Título: Lula reafirma que política econômica não mudará
Autor:
Fonte: Valor Econômico, 01/11/2006, Opinião, p. A14

Ministros petistas reviveram, apenas horas depois da reeleição de Lula, o conflito que permanece latente na alma do partido e no coração de seus representantes no governo - o esquerdismo originário versus ortodoxia atual. Coube ao ministro das Relações Institucionais, Tarso Genro, o desabafo espontâneo: "Acabou a era Palocci". Foi um engano, como depois o presidente da República se encarregaria de mostrar em entrevistas ao longo do dia. Na verdade, a época que se iniciou é a da disputa pelo comando da economia no segundo mandato. Lula fez um gesto emblemático para a ministra-chefe da Casa Civil, Dilma Rousseff, quando ela tocou no assunto. "Está tudo aqui", disse o presidente sobre o futuro ministério, apontando a cabeça. Só Lula pode saber o que virá e ele ainda não deu pistas do que quer.

O estilo de decisão do presidente, já conhecido em quatro anos de governo, é moroso. O primeiro ministério de Lula só ficou completo na última hora, às vésperas da posse. Então, como hoje, ele disse, todas as vezes em que foi cobrado sobre definições, que não tinha pressa. Nos últimos momentos, Lula provocou um curto circuito nos planos de José Dirceu, que havia convidado o PMDB a participar do novo governo. Agora é o próprio presidente que irá convocar os pemedebistas para que apresentem suas demandas e será o anfitrião deles em seu ministério.

Lula pode ter dado involuntariamente sinais para que os velhos cacoetes petistas aflorassem, ao levantar a bandeira contra a privatização para encurralar seu rival, Geraldo Alckmin, ao brandir a bandeira dos pobres contra os ricos e ao denunciar a conspiração das elites. Entretanto, é muito remota a possibilidade de que o presidente, no segundo mandato, se distancie da rota econômica que perseguiu até agora, que lhe custou dissabores, mas a qual referendou e da qual colheu seus melhores frutos eleitorais. Ele deixou claro que a política do ex-ministro Antonio Palocci era a sua. Houve quem pensasse que Lula voltara a vacilar entre a ortodoxia do primeiro mandato e os velhos princípios do PT. Se dúvida houve, ela já foi resolvida há mais de quatro anos, quando lançou a "Carta ao Povo Brasileiro".

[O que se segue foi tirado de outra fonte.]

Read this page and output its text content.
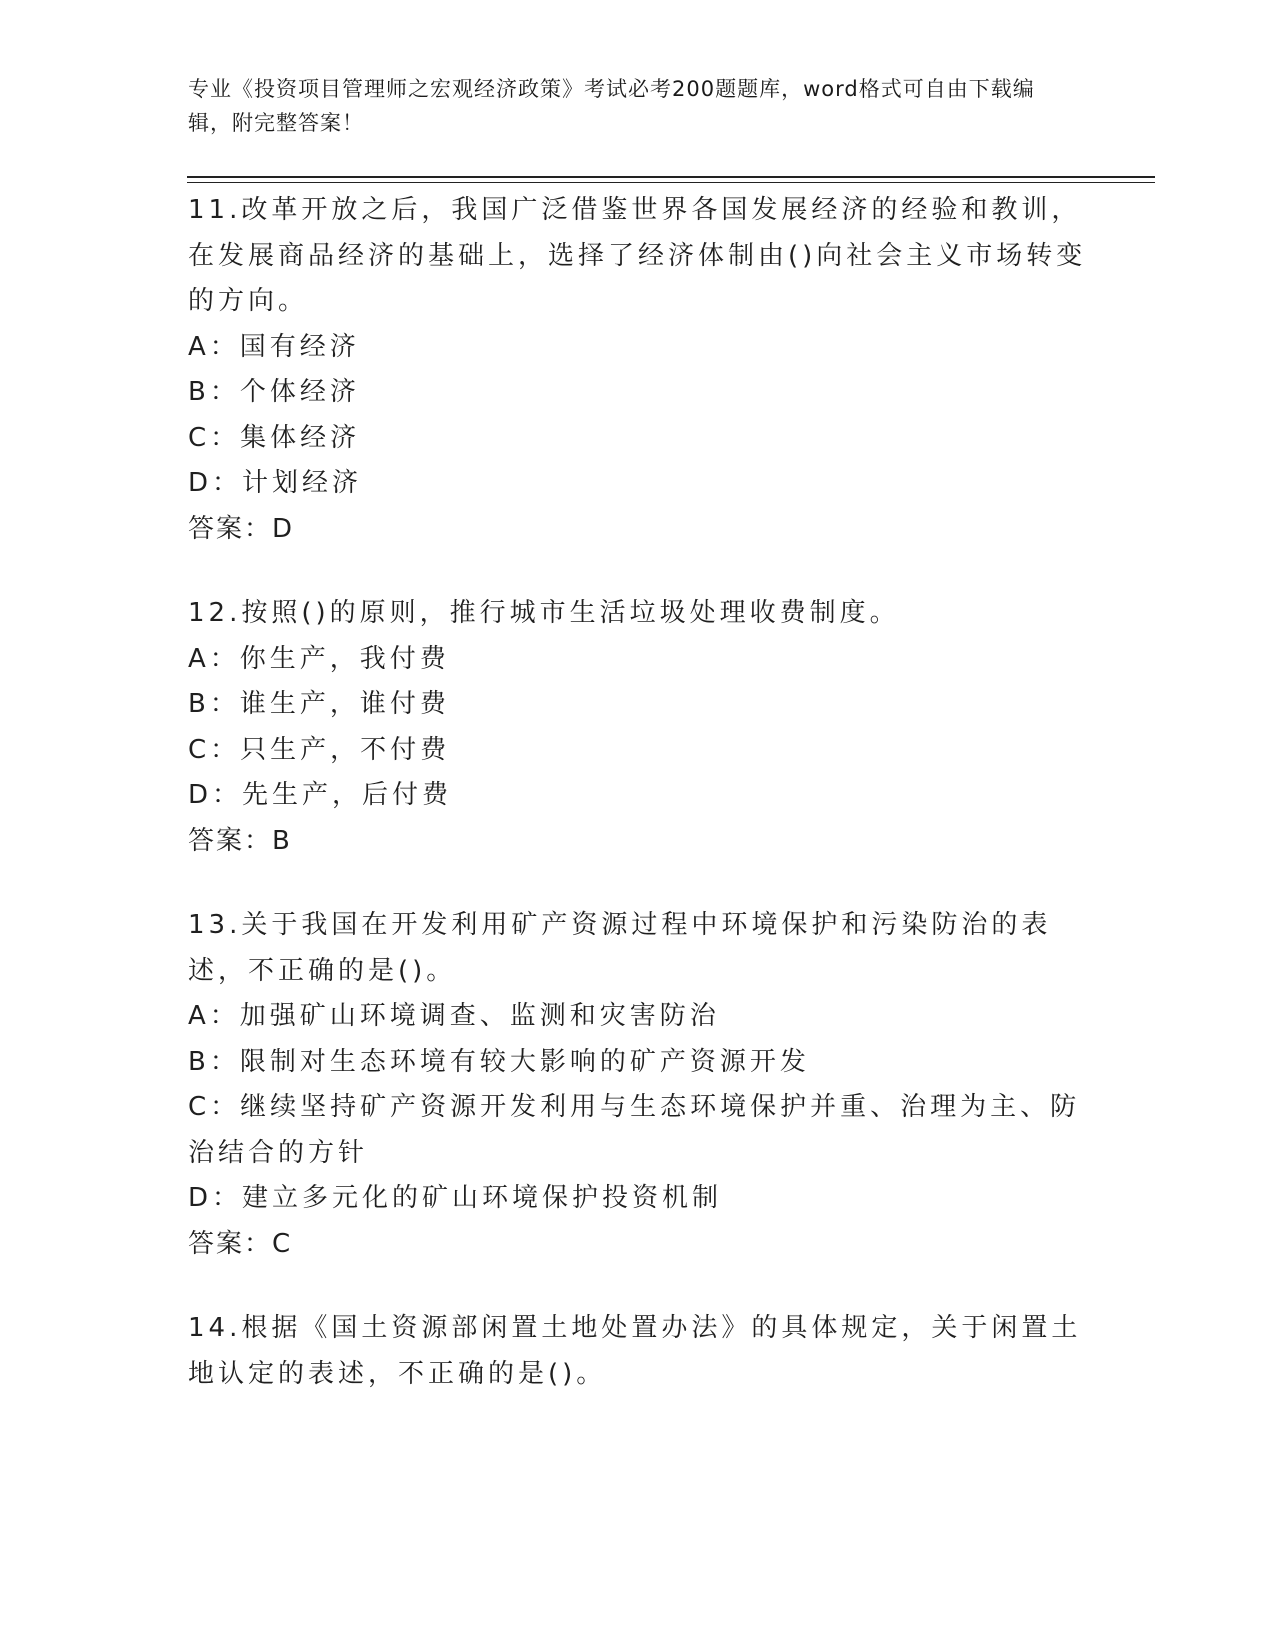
专业《投资项目管理师之宏观经济政策》考试必考200题题库，word格式可自由下载编辑，附完整答案！
11.改革开放之后，我国广泛借鉴世界各国发展经济的经验和教训，在发展商品经济的基础上，选择了经济体制由()向社会主义市场转变的方向。
A：国有经济
B：个体经济
C：集体经济
D：计划经济
答案：D
12.按照()的原则，推行城市生活垃圾处理收费制度。
A：你生产，我付费
B：谁生产，谁付费
C：只生产，不付费
D：先生产，后付费
答案：B
13.关于我国在开发利用矿产资源过程中环境保护和污染防治的表述，不正确的是()。
A：加强矿山环境调查、监测和灾害防治
B：限制对生态环境有较大影响的矿产资源开发
C：继续坚持矿产资源开发利用与生态环境保护并重、治理为主、防治结合的方针
D：建立多元化的矿山环境保护投资机制
答案：C
14.根据《国土资源部闲置土地处置办法》的具体规定，关于闲置土地认定的表述，不正确的是()。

A esquerda petista não apresentou propostas viáveis para levar o país ao crescimento. Existe um mau humor em relação à baixa expansão da economia e azedumes contra juros altos, metas de inflação e câmbio valorizado. Não há uma receita alternativa coerente. Um dos bons motivos para isso é que o PT ignora o papel dos gastos públicos no xadrez da política econômica. A grande maioria das facções petistas sequer acredita que gastos correntes cada vez maiores, que produzem uma carga tributária extorsiva, sejam um problema - como não era ter o dispendioso e ineficiente cabide de empregos das estatais no passado.

O perigo não é o presidente dar as costas à receita seguida por Palocci, herdada dos tucanos - esse risco é baixo. A ameaça pode vir do menosprezo ao grau de ajuste necessário das contas públicas. Há sinais de que o governo está atento a isso, e há outros sinais de que não está. O governo não deixou de investir até agora por problemas formais de contabilidade, mas algo começa a ser inventado neste sentido, como uma nova forma de mensurar o déficit, para abrir "espaço" a investimentos. Com o nível de gasto atual, este espaço não existe, ele precisa ser construído. Não é uma tarefa fácil, nem óbvia, e para ser bem sucedida necessita não apenas de uma boa política econômica mas também da criatividade, compreensão e esforço da equipe de governo e do apoio vital do Congresso.

O presidente está certo ao dizer que o país raramente reuniu um conjunto de fatores tão favoráveis ao crescimento como agora. Nenhum deles existiria sem a "era Palocci", ou com a aplicação das velhas receitas petistas. A partir de agora, é preciso recuperar a capacidade de investimento do Estado, elevar a taxa de investimentos da economia, remontar a infra-estrutura, criar marcos regulatórios para investimentos privados no saneamento e estimular a formalização da economia. É preciso reduzir os impostos para que o país possa crescer mais e isso só é possível com as contas públicas ordenadas e um déficit nominal em queda. Lula ganhou força nova nas urnas para realizar essas tarefas, porém tudo indica que o "fogo amigo", que tanto infernizou seu primeiro mandato, não desaparecerá amanhã, no segundo.